The creator of Game of Thrones, George R.R. Martin, has teased that his A Song of Ice and Fire books will have both a similar and dissimilar ending to the TV series.
After all these years, the epic TV series that was Game of Thrones has come to an end. The show was a truly remarkable achievement in the television sphere and the ending was tasked with providing a satisfying conclusion to a rabid fanbase.
But how will the books themselves fare in comparison? It seems author George R.R. Martin will have a similarly tough task in wrapping up a series so many have been waiting so long for.
Will his ending be different from the show? Well, Martin took to his blog to explain that there will be elements that are the same but with his story being so different at this point, there will be natural changes: “How will it all end? I hear people asking. The same ending as the show? Different? Well… yes. And no. And yes. And no. And yes. And no. And yes.
“I am working in a very different medium than David and Dan, never forget. They had eight hours for this final season. I expect these last two books of mine will fill 3000 manuscript pages between them before I’m done… and if more pages and chapters and scenes are needed, I’ll add them.
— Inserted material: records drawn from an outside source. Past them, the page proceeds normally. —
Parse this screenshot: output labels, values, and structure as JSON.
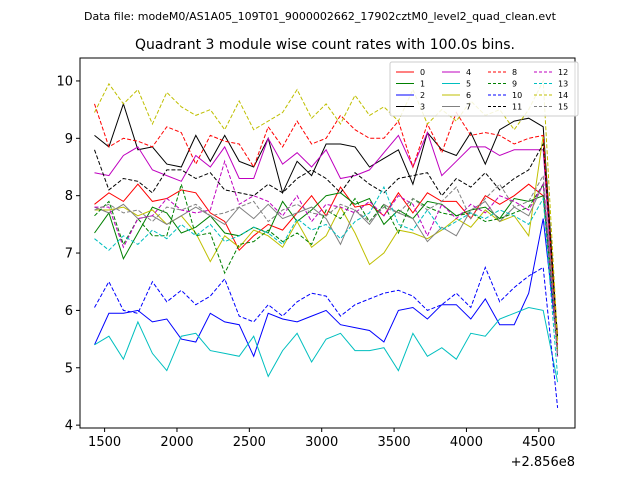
{
  "figure": {
    "suptitle": "Data file: modeM0/AS1A05_109T01_9000002662_17902cztM0_level2_quad_clean.evt",
    "x_offset_label": "+2.856e8"
  },
  "colors": {
    "axes": "#000000",
    "background": "#ffffff",
    "legend_edge": "#cccccc"
  },
  "chart_data": {
    "type": "line",
    "title": "Quadrant 3 module wise count rates with 100.0s bins.",
    "xlabel": "",
    "ylabel": "",
    "xlim": [
      1330,
      4750
    ],
    "ylim": [
      3.95,
      10.4
    ],
    "x_ticks": [
      1500,
      2000,
      2500,
      3000,
      3500,
      4000,
      4500
    ],
    "x_tick_labels": [
      "1500",
      "2000",
      "2500",
      "3000",
      "3500",
      "4000",
      "4500"
    ],
    "y_ticks": [
      4,
      5,
      6,
      7,
      8,
      9,
      10
    ],
    "y_tick_labels": [
      "4",
      "5",
      "6",
      "7",
      "8",
      "9",
      "10"
    ],
    "legend_position": "top-right",
    "legend_columns": 4,
    "x": [
      1430,
      1530,
      1630,
      1730,
      1830,
      1930,
      2030,
      2130,
      2230,
      2330,
      2430,
      2530,
      2630,
      2730,
      2830,
      2930,
      3030,
      3130,
      3230,
      3330,
      3430,
      3530,
      3630,
      3730,
      3830,
      3930,
      4030,
      4130,
      4230,
      4330,
      4430,
      4530,
      4630
    ],
    "series": [
      {
        "name": "0",
        "color": "#ff0000",
        "dash": "solid",
        "values": [
          7.85,
          8.05,
          7.9,
          8.2,
          7.9,
          7.95,
          8.1,
          8.05,
          7.7,
          7.55,
          7.05,
          7.3,
          7.5,
          7.4,
          7.7,
          8.0,
          7.65,
          8.15,
          7.8,
          7.85,
          7.65,
          8.05,
          7.7,
          8.05,
          7.9,
          7.9,
          7.6,
          8.0,
          7.85,
          8.0,
          8.2,
          8.0,
          5.6
        ]
      },
      {
        "name": "1",
        "color": "#008000",
        "dash": "solid",
        "values": [
          7.35,
          7.7,
          6.9,
          7.35,
          7.8,
          7.7,
          7.35,
          7.45,
          7.65,
          7.35,
          7.3,
          7.45,
          7.35,
          7.9,
          7.55,
          7.75,
          8.0,
          8.05,
          7.85,
          7.95,
          7.5,
          7.75,
          7.6,
          7.9,
          7.85,
          7.65,
          7.75,
          7.8,
          7.6,
          7.95,
          7.9,
          8.0,
          5.3
        ]
      },
      {
        "name": "2",
        "color": "#0000ff",
        "dash": "solid",
        "values": [
          5.4,
          5.95,
          5.95,
          6.0,
          5.8,
          5.85,
          5.5,
          5.45,
          5.95,
          5.8,
          5.75,
          5.2,
          5.95,
          5.85,
          5.8,
          5.9,
          6.0,
          5.75,
          5.7,
          5.65,
          5.45,
          6.0,
          6.05,
          5.85,
          6.1,
          6.1,
          5.85,
          6.2,
          5.75,
          5.75,
          6.3,
          7.6,
          5.35
        ]
      },
      {
        "name": "3",
        "color": "#000000",
        "dash": "solid",
        "values": [
          9.05,
          8.85,
          9.6,
          8.8,
          8.85,
          8.55,
          8.5,
          9.05,
          8.6,
          9.05,
          8.6,
          8.5,
          9.0,
          8.05,
          8.6,
          8.35,
          8.9,
          8.9,
          8.85,
          8.5,
          8.65,
          8.8,
          8.2,
          9.1,
          8.8,
          8.7,
          9.1,
          8.55,
          9.15,
          9.3,
          9.35,
          9.2,
          5.5
        ]
      },
      {
        "name": "4",
        "color": "#bf00bf",
        "dash": "solid",
        "values": [
          8.4,
          8.35,
          8.7,
          8.85,
          8.45,
          8.35,
          8.25,
          8.7,
          8.5,
          8.85,
          8.3,
          8.3,
          9.0,
          8.55,
          8.75,
          8.5,
          8.8,
          8.3,
          8.35,
          8.45,
          8.75,
          9.05,
          8.5,
          9.1,
          8.35,
          8.6,
          8.85,
          8.85,
          8.7,
          8.8,
          8.8,
          8.8,
          5.2
        ]
      },
      {
        "name": "5",
        "color": "#00bfbf",
        "dash": "solid",
        "values": [
          5.4,
          5.55,
          5.15,
          5.8,
          5.25,
          4.95,
          5.55,
          5.6,
          5.3,
          5.25,
          5.2,
          5.55,
          4.85,
          5.3,
          5.6,
          5.1,
          5.5,
          5.6,
          5.3,
          5.3,
          5.35,
          4.95,
          5.6,
          5.2,
          5.35,
          5.15,
          5.6,
          5.55,
          5.85,
          5.95,
          6.05,
          6.0,
          4.75
        ]
      },
      {
        "name": "6",
        "color": "#bfbf00",
        "dash": "solid",
        "values": [
          7.75,
          7.75,
          7.8,
          7.65,
          7.75,
          7.5,
          7.65,
          7.35,
          6.85,
          7.3,
          7.1,
          7.4,
          7.3,
          7.1,
          7.55,
          7.1,
          7.3,
          7.8,
          7.35,
          6.8,
          7.0,
          7.4,
          7.35,
          7.25,
          7.4,
          7.6,
          7.45,
          7.75,
          7.55,
          7.65,
          7.3,
          9.05,
          5.3
        ]
      },
      {
        "name": "7",
        "color": "#808080",
        "dash": "solid",
        "values": [
          7.8,
          7.7,
          7.85,
          7.6,
          7.65,
          7.5,
          7.65,
          7.8,
          7.65,
          7.5,
          7.8,
          7.6,
          7.85,
          7.6,
          7.7,
          7.8,
          7.6,
          7.15,
          7.75,
          7.5,
          7.85,
          7.7,
          7.6,
          7.2,
          7.45,
          7.3,
          7.75,
          7.9,
          7.55,
          7.8,
          7.65,
          8.2,
          5.5
        ]
      },
      {
        "name": "8",
        "color": "#ff0000",
        "dash": "dashed",
        "values": [
          9.6,
          8.85,
          9.0,
          8.95,
          8.85,
          9.2,
          9.1,
          8.55,
          9.05,
          8.95,
          8.9,
          8.5,
          9.2,
          8.85,
          9.3,
          8.9,
          9.0,
          9.4,
          9.15,
          9.0,
          9.0,
          9.3,
          8.5,
          9.25,
          8.75,
          9.45,
          9.05,
          9.1,
          9.05,
          8.9,
          9.0,
          9.05,
          5.4
        ]
      },
      {
        "name": "9",
        "color": "#008000",
        "dash": "dashed",
        "values": [
          7.65,
          7.9,
          7.15,
          7.6,
          7.3,
          7.3,
          8.2,
          7.3,
          7.35,
          6.65,
          7.15,
          7.2,
          7.4,
          7.2,
          7.35,
          7.15,
          7.75,
          7.6,
          7.95,
          7.55,
          7.85,
          7.35,
          7.95,
          7.8,
          7.7,
          7.65,
          7.7,
          7.55,
          7.6,
          7.7,
          7.8,
          8.2,
          5.2
        ]
      },
      {
        "name": "10",
        "color": "#0000ff",
        "dash": "dashed",
        "values": [
          6.05,
          6.5,
          6.0,
          5.95,
          6.5,
          6.15,
          6.35,
          6.1,
          6.25,
          6.55,
          5.9,
          5.8,
          6.1,
          5.9,
          6.15,
          6.3,
          6.25,
          5.9,
          6.1,
          6.2,
          6.3,
          6.35,
          6.25,
          6.0,
          6.1,
          6.3,
          6.05,
          6.75,
          6.15,
          6.4,
          6.6,
          6.75,
          4.3
        ]
      },
      {
        "name": "11",
        "color": "#000000",
        "dash": "dashed",
        "values": [
          8.8,
          8.1,
          8.3,
          8.25,
          8.05,
          8.45,
          8.45,
          8.3,
          8.4,
          8.1,
          8.05,
          8.0,
          8.2,
          8.05,
          8.3,
          8.45,
          8.3,
          8.05,
          8.4,
          8.2,
          8.05,
          8.3,
          8.35,
          8.4,
          8.0,
          8.3,
          8.15,
          8.4,
          8.1,
          8.3,
          8.45,
          8.9,
          5.5
        ]
      },
      {
        "name": "12",
        "color": "#bf00bf",
        "dash": "dashed",
        "values": [
          7.8,
          7.8,
          7.1,
          7.6,
          7.65,
          7.95,
          7.75,
          7.7,
          7.75,
          8.6,
          7.85,
          8.0,
          7.9,
          7.65,
          8.0,
          7.55,
          7.85,
          7.8,
          7.7,
          7.9,
          7.65,
          8.0,
          7.85,
          7.3,
          7.85,
          7.6,
          7.85,
          7.7,
          8.0,
          7.9,
          7.75,
          8.2,
          5.2
        ]
      },
      {
        "name": "13",
        "color": "#00bfbf",
        "dash": "dashed",
        "values": [
          7.25,
          7.05,
          7.3,
          7.15,
          7.4,
          7.25,
          7.5,
          7.3,
          7.5,
          7.2,
          7.3,
          7.45,
          7.35,
          7.15,
          7.6,
          7.4,
          7.5,
          7.25,
          7.55,
          7.7,
          8.15,
          7.5,
          7.4,
          7.75,
          7.4,
          7.55,
          7.7,
          7.6,
          7.75,
          7.65,
          7.5,
          7.95,
          4.85
        ]
      },
      {
        "name": "14",
        "color": "#bfbf00",
        "dash": "dashed",
        "values": [
          9.45,
          9.95,
          9.6,
          9.85,
          9.25,
          9.8,
          9.55,
          9.4,
          9.5,
          9.15,
          9.65,
          9.15,
          9.3,
          9.45,
          9.85,
          9.35,
          9.6,
          9.25,
          9.75,
          9.4,
          9.55,
          9.3,
          9.85,
          9.25,
          9.5,
          9.3,
          9.65,
          9.4,
          9.5,
          9.15,
          9.5,
          10.0,
          5.45
        ]
      },
      {
        "name": "15",
        "color": "#808080",
        "dash": "dashed",
        "values": [
          7.75,
          7.85,
          7.7,
          7.75,
          7.55,
          7.8,
          7.75,
          7.85,
          7.65,
          7.7,
          7.8,
          7.9,
          7.55,
          7.75,
          7.85,
          7.7,
          7.65,
          7.85,
          7.75,
          7.55,
          7.8,
          7.7,
          7.95,
          7.75,
          7.9,
          8.15,
          7.6,
          7.95,
          8.2,
          7.8,
          7.9,
          8.35,
          5.25
        ]
      }
    ]
  }
}
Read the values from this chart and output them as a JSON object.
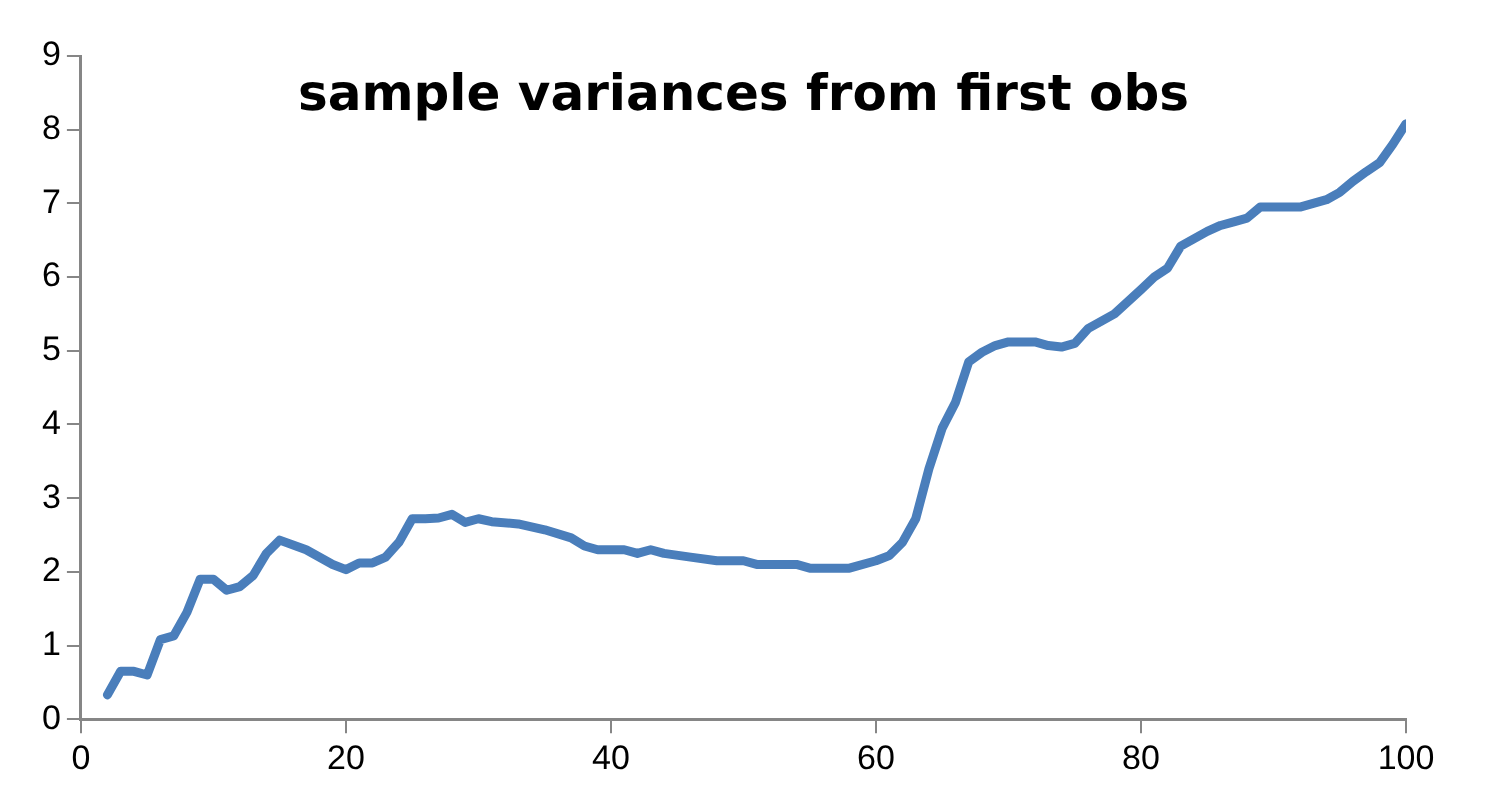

And of course the butterfly effect will be at work as well; those of you who follow this Not A Blog will know that I’ve been talking about that since season one.
“There are characters who never made it onto the screen at all, and others who died in the show but still live in the books. So if nothing else, the readers will learn what happened to Jeyne Poole, Lady Stoneheart, Penny and her pig, Skahaz Shavepate, Arianne Martell, Darkstar, Victarion Greyjoy, Ser Garlan the Gallant, Aegon VI, and a myriad of other characters both great and small that viewers of the show never had the chance to meet. And yes, there will be unicorns… of a sort…”
Of course, it seems only natural that there will be stark differences between the two endings with so many different characters in the mix but it will be interesting to see which elements resemble events we have seen on TV.